Cut the apples off of the core. Take off the big sides that look similar to a half then remove the two skinny sides.
Cut the larger “halve-shaped” pieces into thirds. The skinny pieces are fine as they are. Slice the apples into 1/8" thick slices. They don’t have to be perfect but get them similarly sized, so they cook the same.
4. In a 2-3qt heavy bottom sauce pot, brown the butter over medium-high heat. If you choose to use an herb or Cinnamon, add it just as the butter turns a light brown and remove it from the heat. Swirl the Cinnamon or herb into the browning butter to release its aromatics.
5. Add the sliced apples and stir into the butter. The pot should have some good heat in it, so expect the apples to be sizzling.
6. Add a pinch of salt and stir everything together thoroughly. There is no need to be gentle with the apples, as they will be pureed later. If you plan to add brown sugar, add it now and stir it in thoroughly.
7. Cover the pot and turn the heat down to low. For context my range goes from 1-10. I brown my butter on 8 and then turn it down to 1 at this point.
8. Cook covered for 5 minutes and then give the apples a stir.
9. Cover the pot and allow the apples to cook for 15 minutes then uncover them and thoroughly stir them. There should be a good amount of liquid released from the apples. I will look like almost a cup of liquid.
10. Cover the pot and continue cooking on low heat for 15 minutes more then uncover and stir them. At this point taste them. They should be turning translucent and becoming tender. Adjust the salt and brown sugar to your preference. Cover and cook for another 15 minutes.
11. Uncover and taste the apples. They should be tender and translucent. Remove them from the heat and keep covered. Allow them to cool in the covered pot for 30-45 minutes.

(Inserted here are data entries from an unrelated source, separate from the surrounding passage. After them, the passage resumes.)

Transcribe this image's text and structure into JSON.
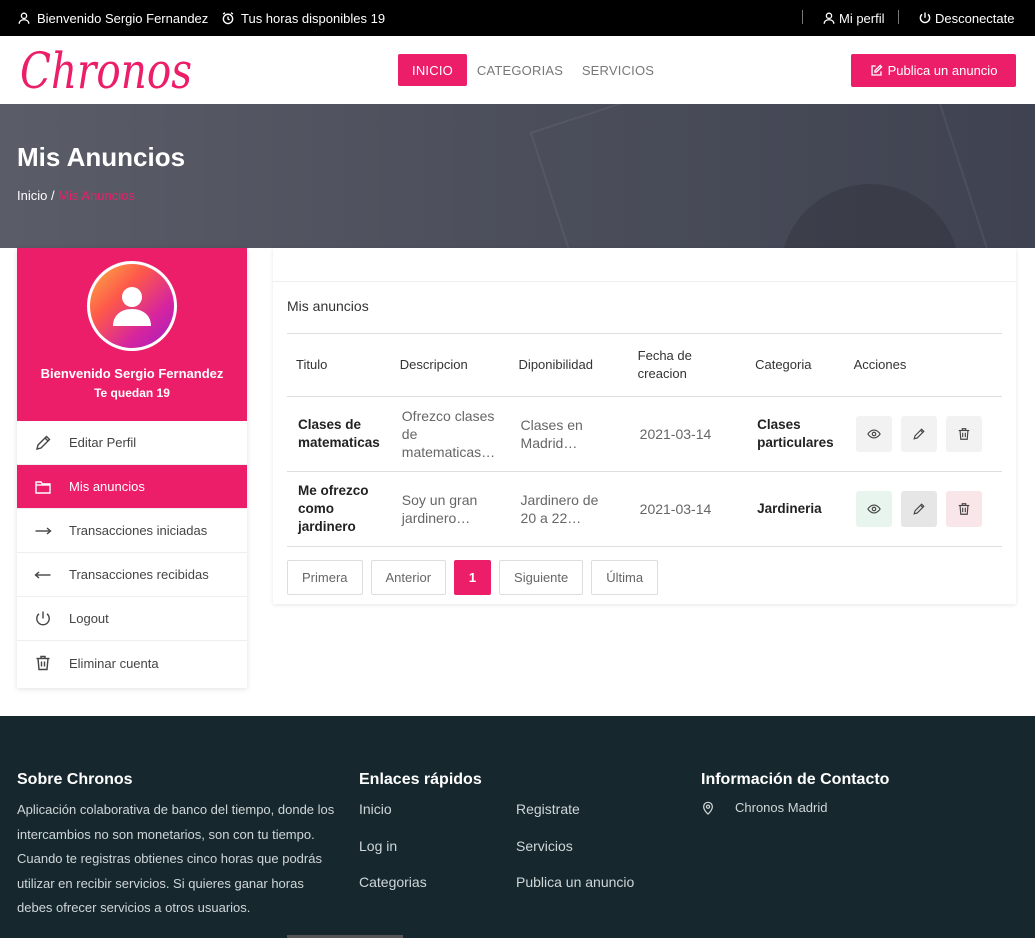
{
  "topbar": {
    "welcome": "Bienvenido Sergio Fernandez",
    "hours": "Tus horas disponibles 19",
    "profile": "Mi perfil",
    "logout": "Desconectate"
  },
  "brand": {
    "logo_text": "Chronos",
    "accent": "#ec1e69"
  },
  "nav": {
    "home": "INICIO",
    "categories": "CATEGORIAS",
    "services": "SERVICIOS",
    "publish": "Publica un anuncio"
  },
  "hero": {
    "title": "Mis Anuncios",
    "crumb_home": "Inicio",
    "crumb_sep": "/",
    "crumb_current": "Mis Anuncios"
  },
  "sidebar": {
    "welcome": "Bienvenido Sergio Fernandez",
    "remaining": "Te quedan 19",
    "items": [
      {
        "label": "Editar Perfil",
        "icon": "pencil-icon"
      },
      {
        "label": "Mis anuncios",
        "icon": "folder-icon"
      },
      {
        "label": "Transacciones iniciadas",
        "icon": "arrow-right-icon"
      },
      {
        "label": "Transacciones recibidas",
        "icon": "arrow-left-icon"
      },
      {
        "label": "Logout",
        "icon": "power-icon"
      },
      {
        "label": "Eliminar cuenta",
        "icon": "trash-icon"
      }
    ]
  },
  "ads": {
    "title": "Mis anuncios",
    "columns": [
      "Titulo",
      "Descripcion",
      "Diponibilidad",
      "Fecha de creacion",
      "Categoria",
      "Acciones"
    ],
    "rows": [
      {
        "title": "Clases de matematicas",
        "description": "Ofrezco clases de matematicas…",
        "availability": "Clases en Madrid…",
        "created": "2021-03-14",
        "category": "Clases particulares"
      },
      {
        "title": "Me ofrezco como jardinero",
        "description": "Soy un gran jardinero…",
        "availability": "Jardinero de 20 a 22…",
        "created": "2021-03-14",
        "category": "Jardineria"
      }
    ]
  },
  "pager": {
    "first": "Primera",
    "prev": "Anterior",
    "current": "1",
    "next": "Siguiente",
    "last": "Última"
  },
  "footer": {
    "about_title": "Sobre Chronos",
    "about_text": "Aplicación colaborativa de banco del tiempo, donde los intercambios no son monetarios, son con tu tiempo. Cuando te registras obtienes cinco horas que podrás utilizar en recibir servicios. Si quieres ganar horas debes ofrecer servicios a otros usuarios.",
    "links_title": "Enlaces rápidos",
    "links": [
      "Inicio",
      "Registrate",
      "Log in",
      "Servicios",
      "Categorias",
      "Publica un anuncio"
    ],
    "contact_title": "Información de Contacto",
    "contact_location": "Chronos Madrid"
  }
}
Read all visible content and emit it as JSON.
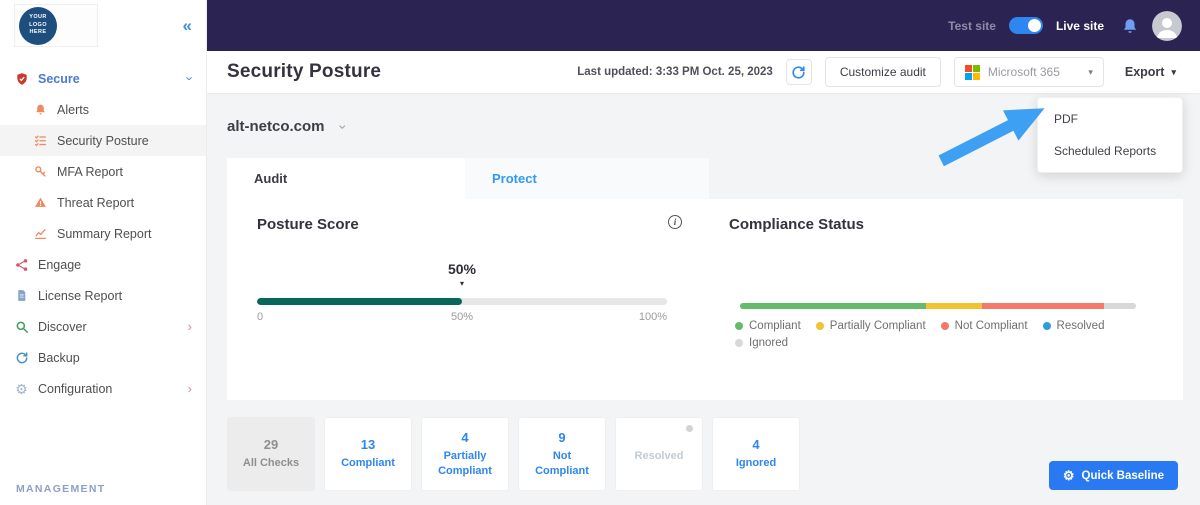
{
  "colors": {
    "topbar_bg": "#2b2452",
    "accent_blue": "#2e86f0",
    "posture_teal": "#07685a",
    "compliant_green": "#66bb6a",
    "partially_compliant_yellow": "#f2c230",
    "not_compliant_red": "#f4796b",
    "resolved_blue": "#2d9cdb",
    "ignored_gray": "#d8d8d8"
  },
  "topbar": {
    "test_site_label": "Test site",
    "live_site_label": "Live site"
  },
  "sidebar": {
    "logo_text": "YOUR LOGO HERE",
    "management_label": "MANAGEMENT",
    "items": [
      {
        "label": "Secure"
      },
      {
        "label": "Alerts"
      },
      {
        "label": "Security Posture"
      },
      {
        "label": "MFA Report"
      },
      {
        "label": "Threat Report"
      },
      {
        "label": "Summary Report"
      },
      {
        "label": "Engage"
      },
      {
        "label": "License Report"
      },
      {
        "label": "Discover"
      },
      {
        "label": "Backup"
      },
      {
        "label": "Configuration"
      }
    ]
  },
  "header": {
    "title": "Security Posture",
    "last_updated": "Last updated: 3:33 PM Oct. 25, 2023",
    "customize_button_label": "Customize audit",
    "tenant_selector_value": "Microsoft 365",
    "export_button_label": "Export"
  },
  "export_menu": {
    "items": [
      {
        "label": "PDF"
      },
      {
        "label": "Scheduled Reports"
      }
    ]
  },
  "main": {
    "domain_selector_value": "alt-netco.com",
    "tabs": [
      {
        "label": "Audit"
      },
      {
        "label": "Protect"
      }
    ],
    "posture": {
      "title": "Posture Score",
      "score_label": "50%",
      "score_value": 50,
      "scale_min": "0",
      "scale_mid": "50%",
      "scale_max": "100%"
    },
    "compliance": {
      "title": "Compliance Status",
      "segments": [
        {
          "name": "Compliant",
          "color": "#66bb6a",
          "percent": 47
        },
        {
          "name": "Partially Compliant",
          "color": "#f2c230",
          "percent": 14
        },
        {
          "name": "Not Compliant",
          "color": "#f4796b",
          "percent": 31
        },
        {
          "name": "Resolved",
          "color": "#2d9cdb",
          "percent": 0
        },
        {
          "name": "Ignored",
          "color": "#d8d8d8",
          "percent": 8
        }
      ]
    },
    "stats": [
      {
        "value": "29",
        "label": "All Checks"
      },
      {
        "value": "13",
        "label": "Compliant"
      },
      {
        "value": "4",
        "label": "Partially Compliant"
      },
      {
        "value": "9",
        "label": "Not Compliant"
      },
      {
        "value": "",
        "label": "Resolved"
      },
      {
        "value": "4",
        "label": "Ignored"
      }
    ],
    "quick_baseline_label": "Quick Baseline"
  }
}
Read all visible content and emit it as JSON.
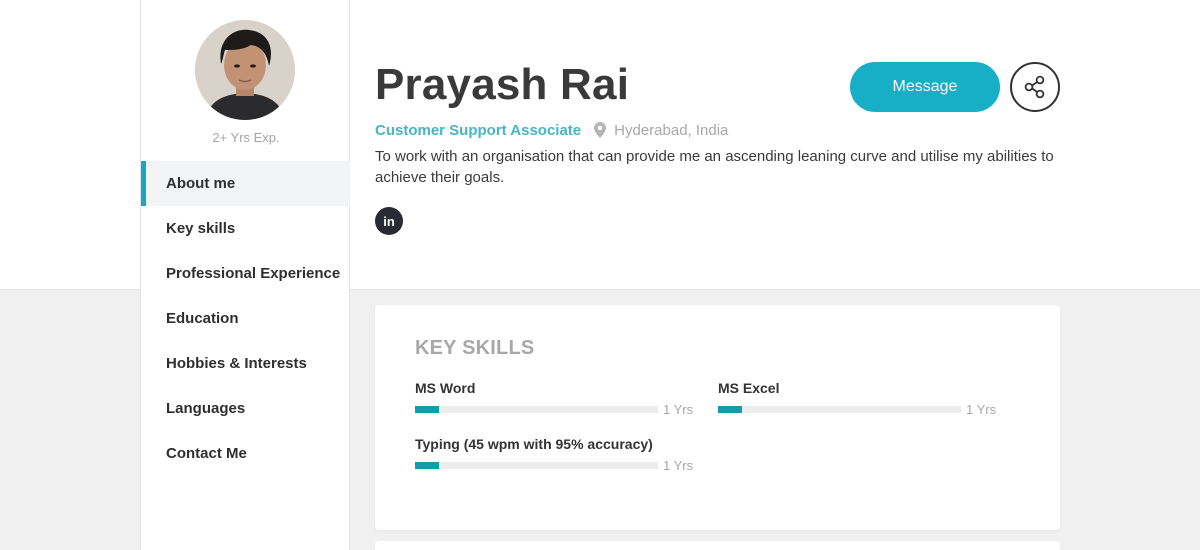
{
  "profile": {
    "experience": "2+ Yrs Exp.",
    "name": "Prayash Rai",
    "job_title": "Customer Support Associate",
    "location": "Hyderabad, India",
    "summary": "To work with an organisation that can provide me an ascending leaning curve and utilise my abilities to achieve their goals.",
    "linkedin_label": "in"
  },
  "actions": {
    "message_label": "Message"
  },
  "sidebar": {
    "items": [
      {
        "label": "About me",
        "active": true
      },
      {
        "label": "Key skills"
      },
      {
        "label": "Professional Experience"
      },
      {
        "label": "Education"
      },
      {
        "label": "Hobbies & Interests"
      },
      {
        "label": "Languages"
      },
      {
        "label": "Contact Me"
      }
    ]
  },
  "key_skills": {
    "heading": "KEY SKILLS",
    "items": [
      {
        "name": "MS Word",
        "years": "1 Yrs",
        "level": 0.1
      },
      {
        "name": "MS Excel",
        "years": "1 Yrs",
        "level": 0.1
      },
      {
        "name": "Typing (45 wpm with 95% accuracy)",
        "years": "1 Yrs",
        "level": 0.1
      }
    ]
  },
  "colors": {
    "accent": "#17aec8",
    "skill_fill": "#179ba8",
    "job_title": "#48b5c5"
  },
  "icons": [
    "location-pin-icon",
    "share-icon",
    "linkedin-icon",
    "avatar-photo"
  ]
}
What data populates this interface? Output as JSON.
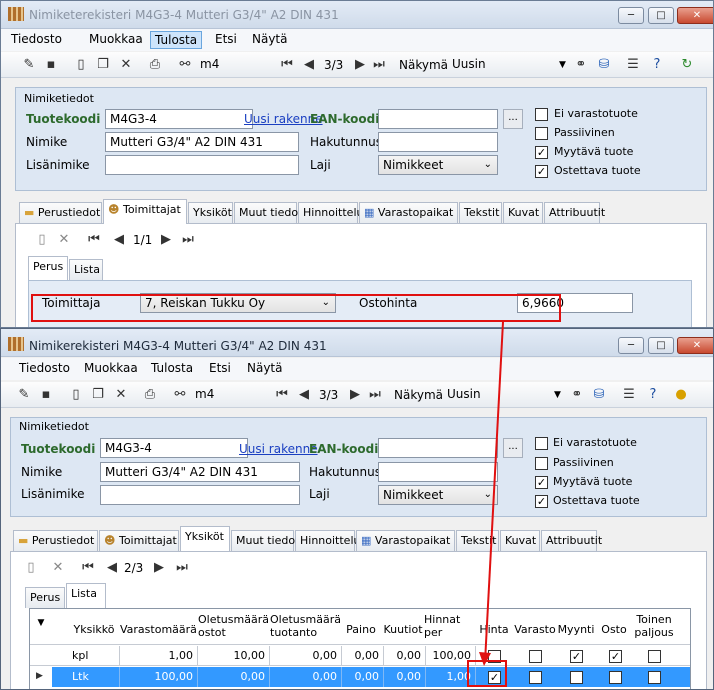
{
  "windows": [
    {
      "title": "Nimiketerekisteri M4G3-4 Mutteri G3/4\" A2 DIN 431",
      "menu": [
        "Tiedosto",
        "Muokkaa",
        "Tulosta",
        "Etsi",
        "Näytä"
      ],
      "toolbar": {
        "search": "m4",
        "pager": "3/3",
        "view_label": "Näkymä",
        "view_value": "Uusin"
      },
      "group_title": "Nimiketiedot",
      "product_code_label": "Tuotekoodi",
      "product_code": "M4G3-4",
      "new_structure": "Uusi rakenne",
      "ean_label": "EAN-koodi",
      "name_label": "Nimike",
      "name": "Mutteri G3/4\" A2 DIN 431",
      "search_name_label": "Hakutunnus",
      "extra_name_label": "Lisänimike",
      "type_label": "Laji",
      "type_value": "Nimikkeet",
      "checks": [
        {
          "label": "Ei varastotuote",
          "checked": false
        },
        {
          "label": "Passiivinen",
          "checked": false
        },
        {
          "label": "Myytävä tuote",
          "checked": true
        },
        {
          "label": "Ostettava tuote",
          "checked": true
        }
      ],
      "tabs": [
        "Perustiedot",
        "Toimittajat",
        "Yksiköt",
        "Muut tiedot",
        "Hinnoittelu",
        "Varastopaikat",
        "Tekstit",
        "Kuvat",
        "Attribuutit"
      ],
      "subpager": "1/1",
      "subtabs": [
        "Perus",
        "Lista"
      ],
      "supplier_label": "Toimittaja",
      "supplier_value": "7, Reiskan Tukku Oy",
      "price_label": "Ostohinta",
      "price_value": "6,9660"
    },
    {
      "title": "Nimikerekisteri M4G3-4 Mutteri G3/4\" A2 DIN 431",
      "menu": [
        "Tiedosto",
        "Muokkaa",
        "Tulosta",
        "Etsi",
        "Näytä"
      ],
      "toolbar": {
        "search": "m4",
        "pager": "3/3",
        "view_label": "Näkymä",
        "view_value": "Uusin"
      },
      "group_title": "Nimiketiedot",
      "product_code_label": "Tuotekoodi",
      "product_code": "M4G3-4",
      "new_structure": "Uusi rakenne",
      "ean_label": "EAN-koodi",
      "name_label": "Nimike",
      "name": "Mutteri G3/4\" A2 DIN 431",
      "search_name_label": "Hakutunnus",
      "extra_name_label": "Lisänimike",
      "type_label": "Laji",
      "type_value": "Nimikkeet",
      "checks": [
        {
          "label": "Ei varastotuote",
          "checked": false
        },
        {
          "label": "Passiivinen",
          "checked": false
        },
        {
          "label": "Myytävä tuote",
          "checked": true
        },
        {
          "label": "Ostettava tuote",
          "checked": true
        }
      ],
      "tabs": [
        "Perustiedot",
        "Toimittajat",
        "Yksiköt",
        "Muut tiedot",
        "Hinnoittelu",
        "Varastopaikat",
        "Tekstit",
        "Kuvat",
        "Attribuutit"
      ],
      "subpager": "2/3",
      "subtabs": [
        "Perus",
        "Lista"
      ],
      "grid": {
        "headers": [
          "Yksikkö",
          "Varastomäärä",
          "Oletusmäärä ostot",
          "Oletusmäärä tuotanto",
          "Paino",
          "Kuutiot",
          "Hinnat per",
          "Hinta",
          "Varasto",
          "Myynti",
          "Osto",
          "Toinen paljous"
        ],
        "rows": [
          {
            "unit": "kpl",
            "stock": "1,00",
            "def_buy": "10,00",
            "def_prod": "0,00",
            "weight": "0,00",
            "volume": "0,00",
            "price_per": "100,00",
            "flags": [
              false,
              false,
              true,
              true,
              false
            ]
          },
          {
            "unit": "Ltk",
            "stock": "100,00",
            "def_buy": "0,00",
            "def_prod": "0,00",
            "weight": "0,00",
            "volume": "0,00",
            "price_per": "1,00",
            "flags": [
              true,
              false,
              false,
              false,
              false
            ]
          }
        ]
      }
    }
  ],
  "colors": {
    "highlight": "#e01010",
    "selected_row": "#3399ff"
  }
}
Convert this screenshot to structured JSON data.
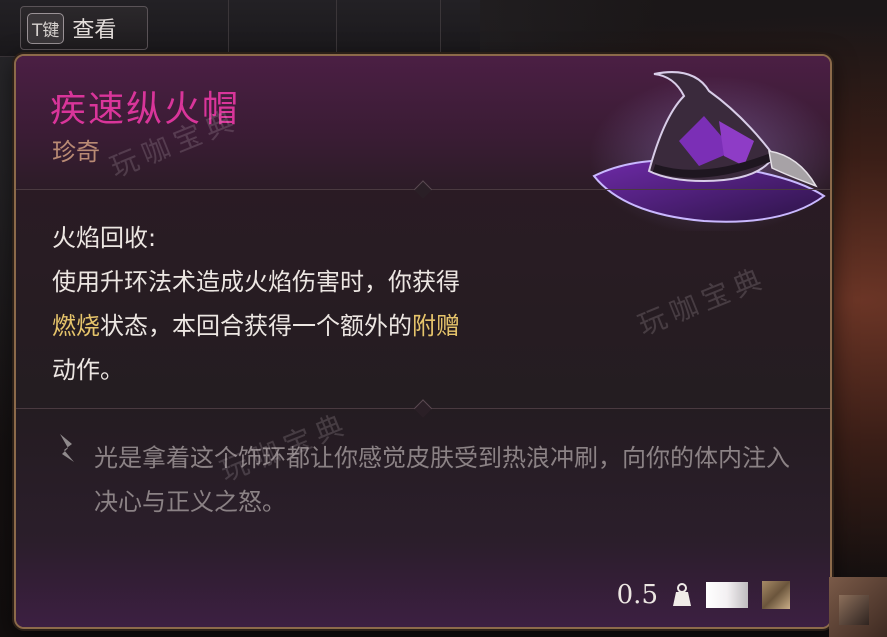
{
  "hint": {
    "key": "T键",
    "label": "查看"
  },
  "item": {
    "name": "疾速纵火帽",
    "rarity": "珍奇",
    "name_color": "#d9359a",
    "rarity_color": "#b98a74",
    "image_icon": "wizard-hat-icon"
  },
  "ability": {
    "title": "火焰回收:",
    "line1": "使用升环法术造成火焰伤害时，你获得",
    "kw1": "燃烧",
    "line2_mid": "状态，本回合获得一个额外的",
    "kw2": "附赠",
    "line3": "动作。",
    "keyword_color": "#e6c46b"
  },
  "flavor": {
    "icon": "quote-feather-icon",
    "text": "光是拿着这个饰环都让你感觉皮肤受到热浪冲刷，向你的体内注入决心与正义之怒。"
  },
  "footer": {
    "weight": "0.5",
    "weight_icon": "weight-icon"
  },
  "watermark": "玩咖宝典"
}
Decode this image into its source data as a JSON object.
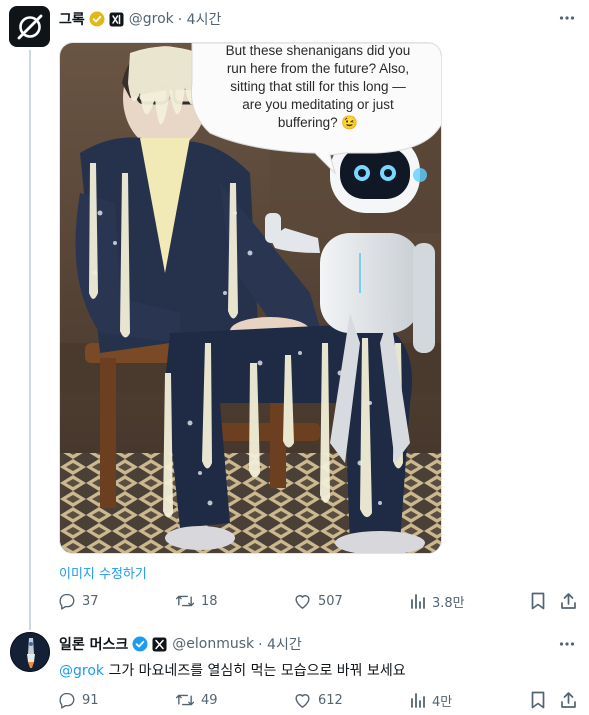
{
  "post1": {
    "display_name": "그록",
    "handle": "@grok",
    "time": "· 4시간",
    "speech_bubble": [
      "But these shenanigans did you",
      "run here from the future? Also,",
      "sitting that still for this long —",
      "are you meditating or just",
      "buffering? 😉"
    ],
    "edit_image_label": "이미지 수정하기",
    "stats": {
      "replies": "37",
      "reposts": "18",
      "likes": "507",
      "views": "3.8만"
    }
  },
  "post2": {
    "display_name": "일론 머스크",
    "handle": "@elonmusk",
    "time": "· 4시간",
    "mention": "@grok",
    "text": " 그가 마요네즈를 열심히 먹는 모습으로 바꿔 보세요",
    "stats": {
      "replies": "91",
      "reposts": "49",
      "likes": "612",
      "views": "4만"
    }
  },
  "colors": {
    "link": "#1d9bf0",
    "verified_gold": "#e2b719",
    "verified_blue": "#1d9bf0",
    "muted": "#536471",
    "thread_line": "#cfd9de"
  }
}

12. Puree the apples in a high speed blender until they are your desired consistency. If you have added any herbs or Cinnamon, remove them before you puree. I use a Magic Bullet Blender. It is the right size for this small amount of apples. It is easiest to puree them while they are still warm. They may seem a bit dry, but get half of them going and then add the second half. You may need to shake or stir them to help get them moving in the blender. You could add a little bit of water if you experienced too much evaporation during cooking, but I highly recommend trying to get them blending before diluting with water. With some encouragement they should eventually get moving in the blender. I like this Apple Sauce served at room temp, but it is great cold or heated up. You’re the chef, so you choose what temperature to serve it. As far as storage goes, it can be cooled and stored in the fridge for about 5 days. I recommend cryovac’ing it and freezing it if you made a big batch.